Another RoadSide Attraction
Start with two parts vaudeville and one part mariachi. Add a dash of Americana, a handful of ragtime, and a heap of ingenuity, and you’ve got a band that Roanokers can’t stop talking about. Another RoadSide Attraction brings a cabaret presence to the stage along with a fully acoustic potluck of instruments, including a fiddle, a banjo, a kazoo, a musical saw, a box o’ wrenches, a ukulele, and a made-from-scratch drum kit sporting an American Tourister suitcase in lieu of a kick drum. “Samsonite was lacking, as a drum,” explains Jordan Rivers, the band’s guitarrón player and one of its founding members. The sextet’s music is as distinctive and colorful as its look—beautiful, bizarre, sometimes eerie, and always fun.

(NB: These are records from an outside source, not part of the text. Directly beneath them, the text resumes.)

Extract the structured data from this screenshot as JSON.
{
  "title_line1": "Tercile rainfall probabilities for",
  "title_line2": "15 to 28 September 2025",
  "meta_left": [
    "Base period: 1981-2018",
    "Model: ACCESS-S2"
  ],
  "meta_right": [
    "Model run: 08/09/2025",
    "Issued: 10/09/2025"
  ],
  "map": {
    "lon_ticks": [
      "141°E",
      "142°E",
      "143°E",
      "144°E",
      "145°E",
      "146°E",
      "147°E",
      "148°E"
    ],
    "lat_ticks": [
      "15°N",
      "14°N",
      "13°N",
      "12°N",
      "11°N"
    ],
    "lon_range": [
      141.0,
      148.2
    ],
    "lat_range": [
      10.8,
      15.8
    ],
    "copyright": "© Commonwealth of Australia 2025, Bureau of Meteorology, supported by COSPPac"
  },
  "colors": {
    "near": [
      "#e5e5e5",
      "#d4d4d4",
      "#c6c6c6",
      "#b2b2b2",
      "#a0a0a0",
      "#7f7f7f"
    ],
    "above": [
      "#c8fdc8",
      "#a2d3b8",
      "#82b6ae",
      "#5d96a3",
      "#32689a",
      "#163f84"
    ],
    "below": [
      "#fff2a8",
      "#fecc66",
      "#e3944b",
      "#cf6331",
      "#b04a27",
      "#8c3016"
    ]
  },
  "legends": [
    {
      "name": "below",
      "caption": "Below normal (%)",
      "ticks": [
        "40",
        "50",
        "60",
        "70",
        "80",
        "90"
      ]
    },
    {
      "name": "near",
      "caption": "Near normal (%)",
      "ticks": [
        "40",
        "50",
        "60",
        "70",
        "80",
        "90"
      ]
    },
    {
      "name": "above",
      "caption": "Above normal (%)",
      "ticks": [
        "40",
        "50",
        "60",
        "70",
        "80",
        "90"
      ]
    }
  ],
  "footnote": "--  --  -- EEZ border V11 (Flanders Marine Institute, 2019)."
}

After touring the South this summer, the band will be back home in Roanoke this fall, in time to play at Kirk Avenue Music Hall on October 18 during the 2012 CityWorks (X)po.
Susan Jamison didn’t expect to spend a single year in Appalachia, much less twenty. “I just thought, sure, I’ll go commune with nature for a little while,” says the artist and Connecticut native, who first came to the Roanoke area on vacation in 1991 after graduating from the Rhode Island School of Design. But two decades on, she’s found a home and built a career, working out of a studio on Campbell Avenue to produce egg tempera paintings that have won her international attention and spots in top galleries throughout the East Coast and the South. Jamison’s work pairs feminine forms with naturalistic imagery reflected by her adopted hometown. “The landscape is beautiful,” she says, “and the everyday ease of living in a place like this allows me more time to concentrate on what I’m doing.”
A few years after moving to Roanoke in 1986, Pearl Fu attended the city’s first international festival, then called Local Color. Twenty people attended, and only four countries were represented. “I was China all by myself!” says Fu, who was born in the southwestern Yunnan Province. Determined to uncover a richer diversity in Roanoke’s population, Fu took to the streets. Literally. “I stood on Market Street to watch for faces and listen to accents,” she says. Ever since, Fu has been a tenacious advocate for the acclimation and celebration of the city’s immigrant and refugee populations. At this past May’s Local Colors (note the plural) Festival, which Fu now runs, her efforts brought more than a hundred nationalities and ethnicities together. “Similarity is ordinary,” she says. “We should go beyond that and rejoice in the differences.”
Mark Powell has been digging in the dirt as far back as he can remember. But four years ago, the Roanoke native found himself in an apartment with barely enough room for a window-box herb garden. Turns out he wasn’t the only Roanoker whose green thumb was itching. One neighborhood meeting and a handful of backyard test gardens later, he founded the Roanoke Community Garden Association to give other yard-challenged residents a chance to get their hands dirty. “At the end of the first year, we’d grown so much food that we threw a festival and fed three hundred people,” he says. “Just off the food we had grown!” Today there are three permanent gardens in the RCGA network, with a fourth and fifth in the works, all based on a simple but bold mission. As Powell puts it, “Anyone who would like to have access to a garden space should have one.”